I think Beachbody is a company that makes money, for sure, but also sells an effective product. The marketing can be a turn off, and super overwhelming. Maybe the disclaimers should be a little more clear, but what other business markets their products with giant warnings discouraging you... except cigarettes.
I think Profs. Palfrey, Neckhammer and eKatherine all make some interesting and valid points.
But this thread brings to mind some I recall from a few months ago, where the subject of exercise levels were broached in a way which seems contrary to the spirit (if not the letter) of the whole Primal thing. In those threads, the OP (sorry, I didn't feel like searching to find the exact poster) noted that in order to achieve her goals, she needed to do what most here would consider excessive exercise - even beyond what one finds in the various Beachbody programs referenced on this thread. She had done everything recommended on this site and in the book, but that didn't quite get her where she needed to be.
I think people looking into Insanity, etc, tend to be in that boat - and I tend to be sympathetic to them. For many people, the sorts of exercises typically recommended here work very well. But for others, it just isn't enough.
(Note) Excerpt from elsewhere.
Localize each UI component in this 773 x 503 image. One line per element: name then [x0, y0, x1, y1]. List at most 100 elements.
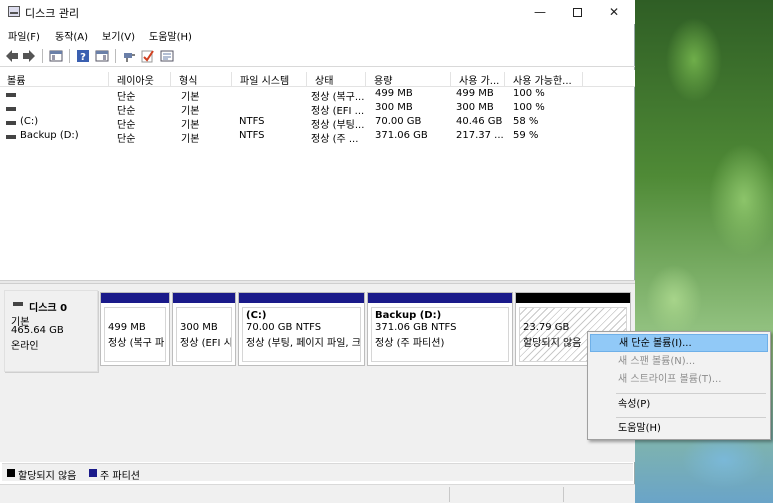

Of course, there is a whole thread for athletes; and I tend to think that the sort of person who needs more than some slow moving and an occasional sprint, plus a few days of lifting tends to fall into the athlete category (even if they don't formally compete). If the OP falls into that category, then Insanity is probably a good fit for her.
There is something else to consider in this regard, too. Although she doesn't get into this, if the OP has lost a significant amount of weight previously, and is now trying to regain some of that weight loss, the sort of exercise routine suggested by Primal philosophy might not be adequate, anyway. Emerging research seems to be indicating that there is a significant metabolic slowdown after major weight loss - which slowdown might not be reversible. This is emerging research, of course. Still, it seems to be indicating that the amount of exercise needed to keep up a weight loss, that is, the maintenance amount, is at least as great, or even greater, than what was needed to achieve the weight loss in the first place! (NOTE: This seems to be further exacerbated by following a low-fat, high carb diet, which adds as much as a 400/day calorie deficit to the picture! Primal would probably fall somewhere in between the low glycemic, which is decent, and low-carb, high-fat diet, which is best for that, but has other associated issues, such as high levels of cortisol). That being the case, something as extreme as Insanity or P90x might be required for people to maintain or re-acquire a significant weight loss.
I would simply recommend that she make sure to add some pullups. The first version of Insanity has none. I think he rectified that in the second version, but I'm not sure.
In terms of the marketing, I think those are valid points (although perhaps for different reasons). Nor would the fact that we should be responsible consumers completely mitigate the responsibility a company like Beachbody should have in making sure not to over-exaggerate their claims. That doesn't mean it's not a good program, though - it just might mean that it's not a good program for some people (which it certainly isn't - for some, perhaps many, people).
Prof. Magnolia is right that we ought to be aware of what we can and can't do. I think the fact that so many have difficulties here speaks to a generally poor state of public education on the subject, rather than to individual failures of personal responsibility. Still, if you are just now getting off the couch, you ought to at least know that Insanity is not yet for you!
the biggest problem I see with these programs and their marketing is that it makes overweight and out of shape people believe that you have to do this crazy amount of "cardio" to be thin and healthy. If I believed I had to flop around and sweat like crazy for an hour a day to lose wight and be healthy I would be a big fat sloth.